Haveria perdido a razão? Estaria moribundo em meio a alucinações de morte? Eu não
poderia mesmo entender, pois assumi como verdade incontestável que após a morte
reinaria o nada. Lembrei-me dos remédios ministrados e concluí que eles
deveriam estar causando tanta confusão mental. O câncer corroia-me, mas os
médicos receitavam com frequência no afã de tirarem-me os níqueis. Para eles, a
medicina era apenas um modo de sobreviver. Se era para eu permanecer naquele
estado, que deixassem-me morrer! Infelizes homens de branco sem ética, que
pouco se diferenciavam de banqueiros ávidos por lucro!
E
com este estado de espírito, caminhei por muitos anos por veredas escuras.
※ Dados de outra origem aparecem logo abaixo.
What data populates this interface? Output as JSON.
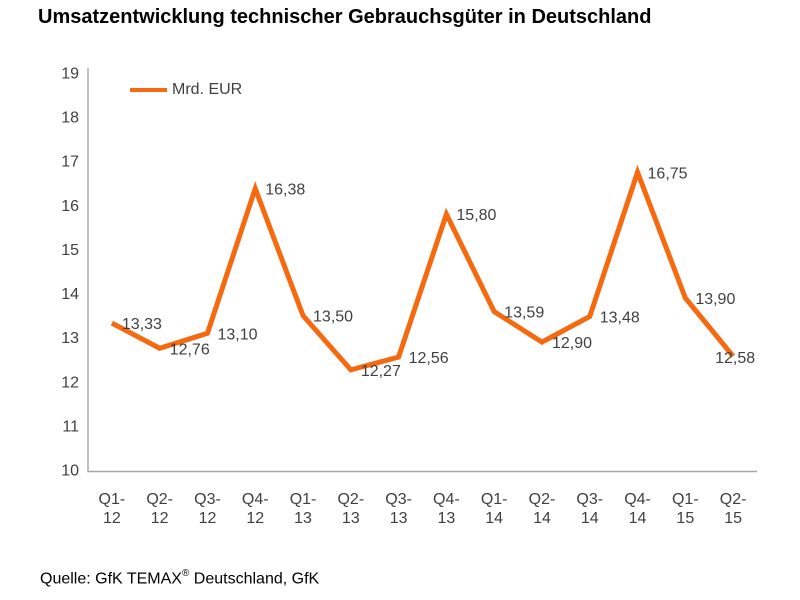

Depois soube que foram quase trinta anos. Havia perdido por completo a noção de
tempo. Não poderia imaginar que tinha vagado por quase três décadas. Neste
período, minha sina era ser um andarilho que passava fome e sede, sofrendo
dores constantes, que eram reflexo da doença que destruiu meu corpo. Às vezes
parava por imposição do cansaço e caía num sono perturbador e longo. Em
seguida, levantava para voltar a caminhar sem rumo.
Em
determinado dia, de suma importância para meu espírito, cheguei a um local que tinha
luminosidade própria. Era um ponto de luz que se destacava naquela escuridão.
Finalmente
pude enxergar algo mais definidamente, embora, conforme me aproximasse, a claridade
incomodasse meus olhos. Estaquei somente quando cheguei diante de um grande portão.
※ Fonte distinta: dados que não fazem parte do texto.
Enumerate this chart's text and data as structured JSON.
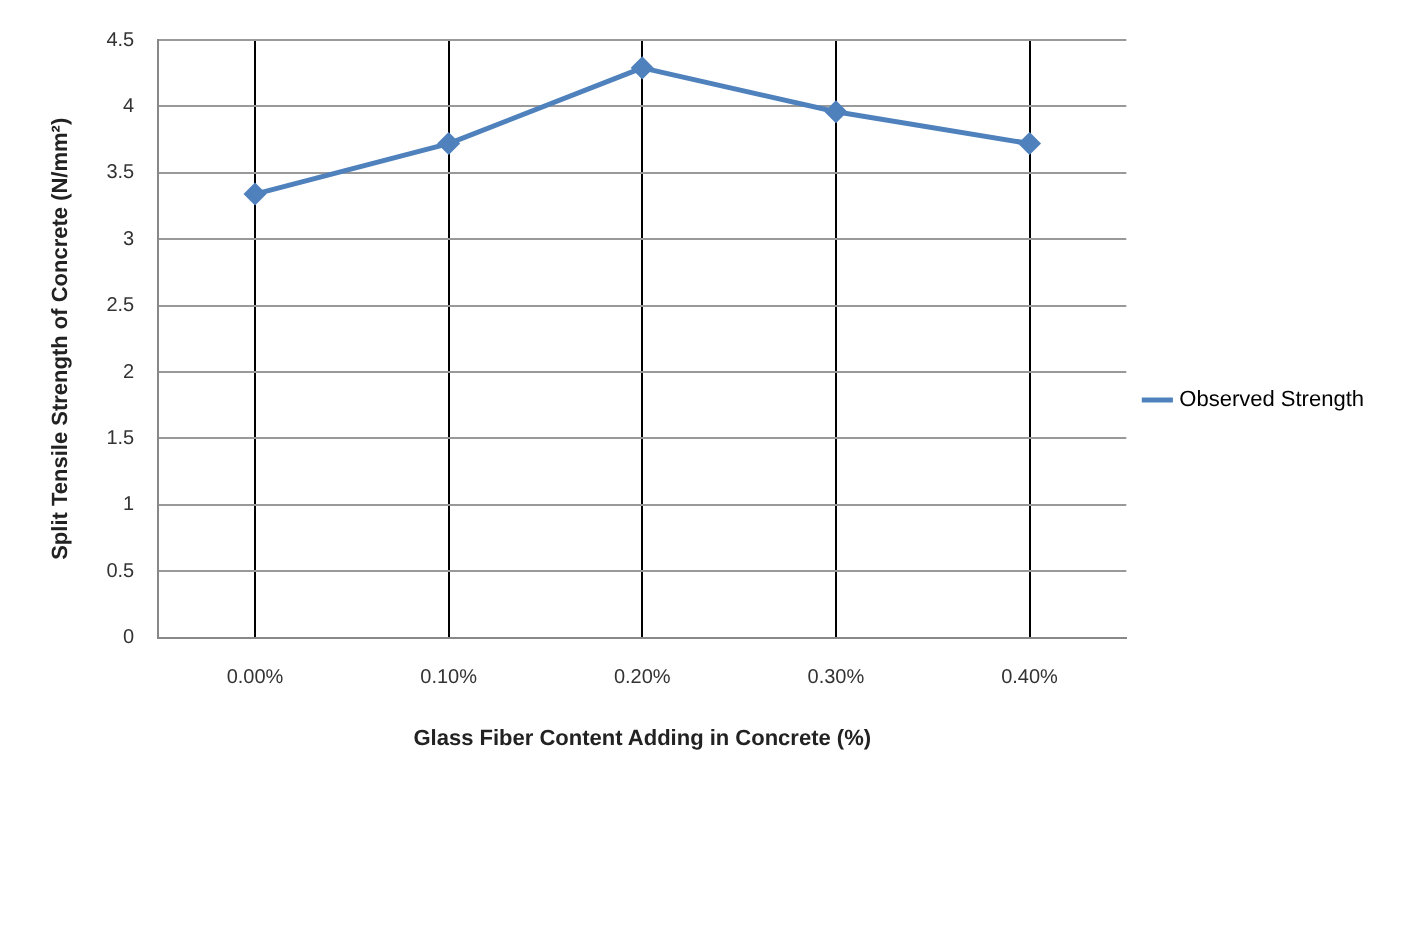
{
  "chart_data": {
    "type": "line",
    "xlabel": "Glass Fiber Content Adding in Concrete (%)",
    "ylabel": "Split Tensile Strength of Concrete (N/mm²)",
    "categories": [
      "0.00%",
      "0.10%",
      "0.20%",
      "0.30%",
      "0.40%"
    ],
    "series": [
      {
        "name": "Observed Strength",
        "color": "#4f81bd",
        "values": [
          3.34,
          3.72,
          4.29,
          3.96,
          3.72
        ]
      }
    ],
    "ylim": [
      0,
      4.5
    ],
    "yticks": [
      0,
      0.5,
      1,
      1.5,
      2,
      2.5,
      3,
      3.5,
      4,
      4.5
    ],
    "grid": true,
    "legend": "right",
    "marker": "diamond",
    "line_style": "solid"
  }
}
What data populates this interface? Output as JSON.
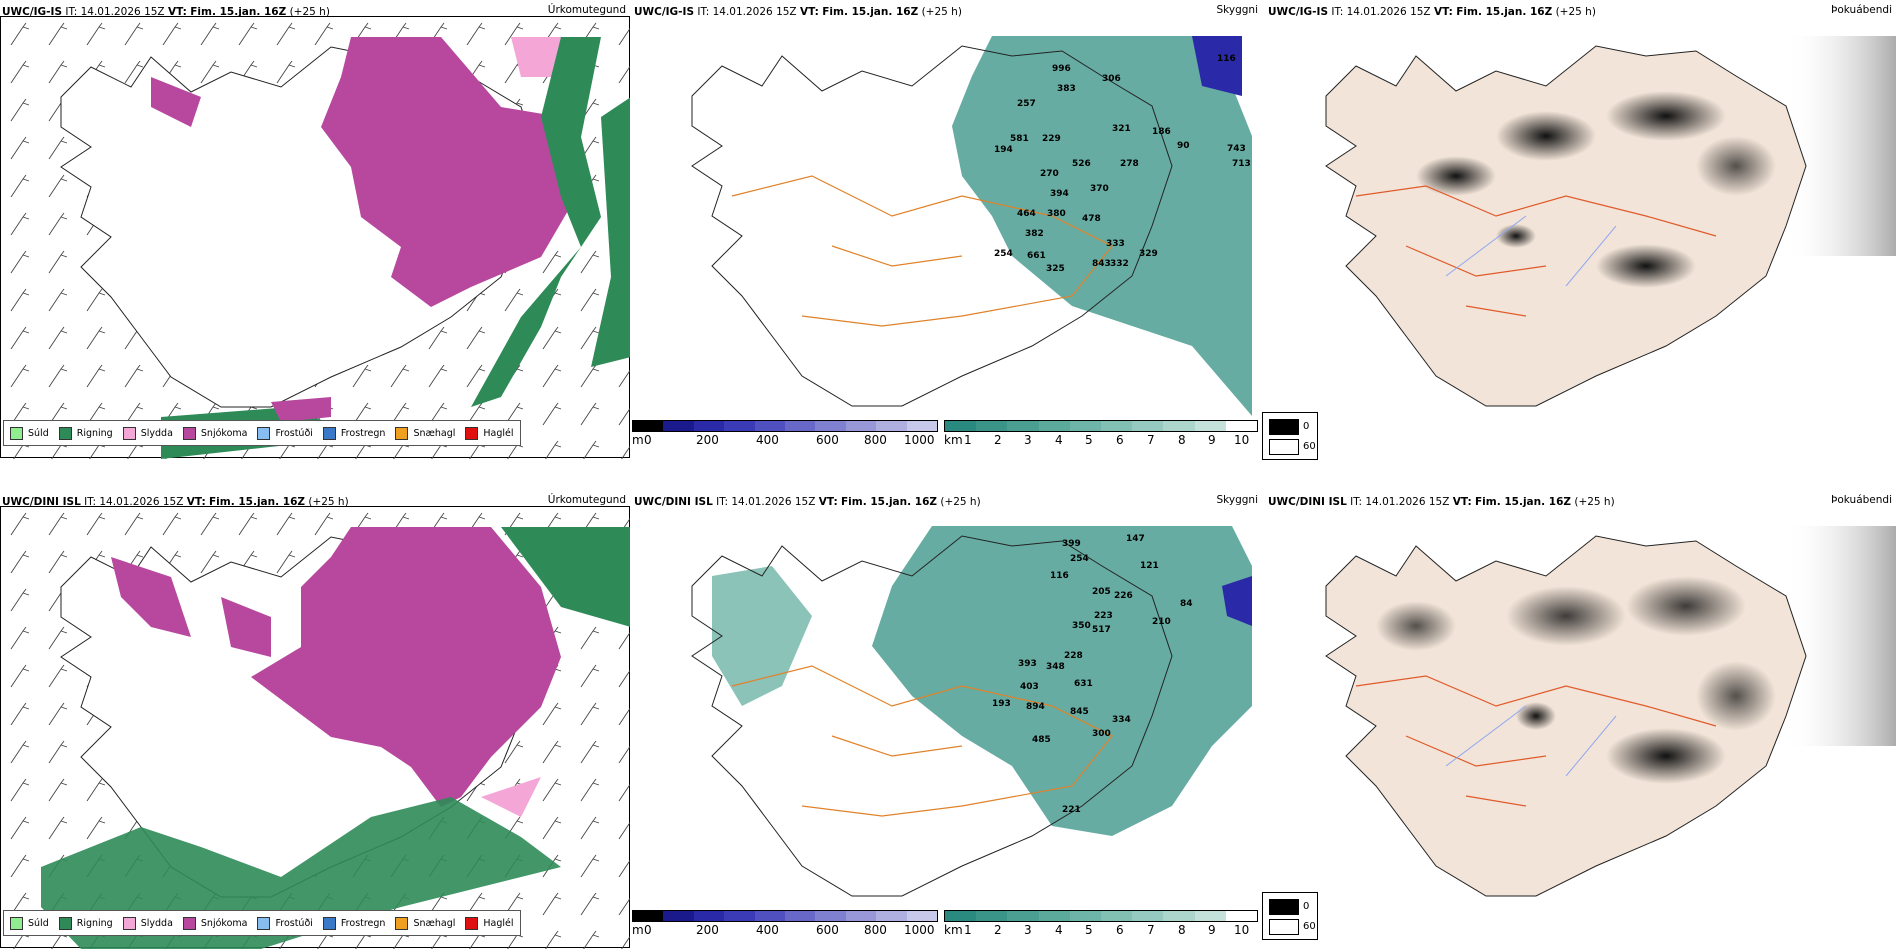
{
  "panels": {
    "top_precip": {
      "model": "UWC/IG-IS",
      "it_label": "IT:",
      "it": "14.01.2026 15Z",
      "vt_label": "VT:",
      "vt": "Fim. 15.jan. 16Z",
      "lead": "(+25 h)",
      "product": "Úrkomutegund"
    },
    "top_vis": {
      "model": "UWC/IG-IS",
      "it_label": "IT:",
      "it": "14.01.2026 15Z",
      "vt_label": "VT:",
      "vt": "Fim. 15.jan. 16Z",
      "lead": "(+25 h)",
      "product": "Skyggni"
    },
    "top_fog": {
      "model": "UWC/IG-IS",
      "it_label": "IT:",
      "it": "14.01.2026 15Z",
      "vt_label": "VT:",
      "vt": "Fim. 15.jan. 16Z",
      "lead": "(+25 h)",
      "product": "Þokuábendi"
    },
    "bot_precip": {
      "model": "UWC/DINI ISL",
      "it_label": "IT:",
      "it": "14.01.2026 15Z",
      "vt_label": "VT:",
      "vt": "Fim. 15.jan. 16Z",
      "lead": "(+25 h)",
      "product": "Úrkomutegund"
    },
    "bot_vis": {
      "model": "UWC/DINI ISL",
      "it_label": "IT:",
      "it": "14.01.2026 15Z",
      "vt_label": "VT:",
      "vt": "Fim. 15.jan. 16Z",
      "lead": "(+25 h)",
      "product": "Skyggni"
    },
    "bot_fog": {
      "model": "UWC/DINI ISL",
      "it_label": "IT:",
      "it": "14.01.2026 15Z",
      "vt_label": "VT:",
      "vt": "Fim. 15.jan. 16Z",
      "lead": "(+25 h)",
      "product": "Þokuábendi"
    }
  },
  "precip_legend": [
    {
      "label": "Súld",
      "color": "#90ee90"
    },
    {
      "label": "Rigning",
      "color": "#2e8b57"
    },
    {
      "label": "Slydda",
      "color": "#f4a6d7"
    },
    {
      "label": "Snjókoma",
      "color": "#b8489e"
    },
    {
      "label": "Frostúði",
      "color": "#87bdf0"
    },
    {
      "label": "Frostregn",
      "color": "#3a78c8"
    },
    {
      "label": "Snæhagl",
      "color": "#f0a020"
    },
    {
      "label": "Haglél",
      "color": "#e01010"
    }
  ],
  "ceiling_bar": {
    "unit": "m",
    "ticks": [
      "0",
      "200",
      "400",
      "600",
      "800",
      "1000"
    ],
    "colors": [
      "#000000",
      "#1a1a8c",
      "#2a2aa8",
      "#3b3bb8",
      "#5050c0",
      "#6868c8",
      "#8080d0",
      "#9898d8",
      "#b0b0e0",
      "#c8c8ea"
    ]
  },
  "visibility_bar": {
    "unit": "km",
    "ticks": [
      "1",
      "2",
      "3",
      "4",
      "5",
      "6",
      "7",
      "8",
      "9",
      "10"
    ],
    "colors": [
      "#2a8a80",
      "#3a9488",
      "#4b9e92",
      "#5caa9c",
      "#6eb4a8",
      "#82c0b4",
      "#96cac0",
      "#acd6cc",
      "#c4e2da",
      "#ffffff"
    ]
  },
  "fog_legend": {
    "high": "0",
    "low": "60",
    "high_color": "#000000",
    "low_color": "#ffffff"
  },
  "top_vis_labels": [
    "996",
    "306",
    "383",
    "116",
    "257",
    "581",
    "194",
    "526",
    "270",
    "394",
    "370",
    "464",
    "380",
    "478",
    "382",
    "254",
    "661",
    "325",
    "333",
    "843",
    "332",
    "329",
    "743",
    "713",
    "90",
    "186",
    "321",
    "229",
    "278"
  ],
  "bot_vis_labels": [
    "399",
    "147",
    "254",
    "121",
    "205",
    "226",
    "223",
    "517",
    "350",
    "228",
    "393",
    "348",
    "403",
    "631",
    "894",
    "845",
    "334",
    "300",
    "485",
    "221",
    "193",
    "116",
    "210",
    "84"
  ]
}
Este era ladeado por torres de vigia bastante elevadas. Pude ver guardas por
trás do portão e pedi ajuda. Minha fraca voz parecia não surtir efeito, mas,
após algum tempo, vieram me atender. Recolheram-me para dentro daquele local e
rapidamente tornaram a fechar a entrada. Confuso e cansado, desfaleci.
Pela
primeira vez em muito tempo, tive um longo sono reparador. Durante este descanso,
revi toda a minha vida material. Recordei as oportunidades, decepções, algumas fugazes
alegrias e tudo o mais que serviu para que eu fizesse uma avaliação daquela experiência
terrena. Quando despertei, fui carinhosamente alertado para o fato de que já
não dispunha de corpo carnal. Em princípio fiquei arredio com a notícia, pois
ela era contrária aos conceitos que cultivava desde longa data. Porém, como eu
era um homem de raciocínio lógico e havia notado um encadeamento coerente entre
os fatos que ocorreram, acabei aceitando a nova realidade. Entendi que temos
uma alma imortal e que Deus está acima da vida e da morte. Deus é uma
inteligência superior que age em conformidade com um amor infinito, apesar de nós
seres humanos sermos tão orgulhosos.
Nos
dias que vão, preparo-me para reencarnar, pois esta é uma lei da qual não podemos
fugir, porque através do seu funcionamento nós evoluímos. Ainda faço planos timidamente,
mas uma coisa é certa: tenciono nascer num meio em que me ensinem, desde os primeiros
anos, o ABC do espiritualismo. Assim, espero não mais me enredar nas malhas
frias e duras da incredulidade.
O ateu (Espíritos
diversos, Depoimentos do além, p.
15-16 )
O reconhecimento de que a vida continua,
é um consolo para quem entende que a
vida é uma só,
antes e depois da morte.O que modifica
é que a vestimenta física não levamos.Entretanto
a passagem para a vida espiritual está relacionada aos bens espirituais que conquistamos.